The Brackeen plaintiffs “frame their arguments as if the slate were clean”. she writes, adding that “more than two centuries in, it is anything but”. Perhaps as Trump faces legal comeuppance, the Supreme Court is moving past its period of phosphorescent historicism.

Unwillingness to infer rights from liberty and other constitutional imperatives is evident in recent Irish Constitutional judgements which are shifting away from “unenumerated rights”, to “derived rights”

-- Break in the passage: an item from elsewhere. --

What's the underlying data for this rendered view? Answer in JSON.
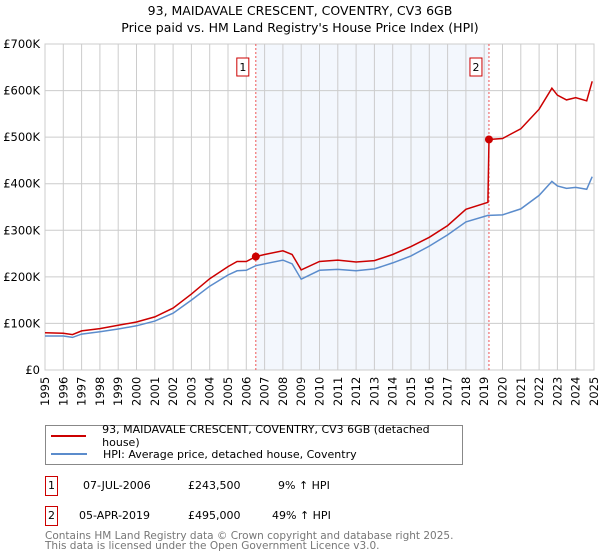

Ronald Dworkin famously saw human rights enforced by courts as a trump against majoritarianism, but in the end, Trump cares nothing about human rights. Kelly quotes Carroll J in Maher v Minister for Agriculture to the effect that as the people are legislators their intention is best evinced through the actual words used rather than any pronouncement in an Oireachtas debates.

Ireland needs to guard against both Trumpism and majoritarianism. We need to protect against regressive textualism and defend the right to privacy. It would be naïve to think its Supreme Court is unassailable.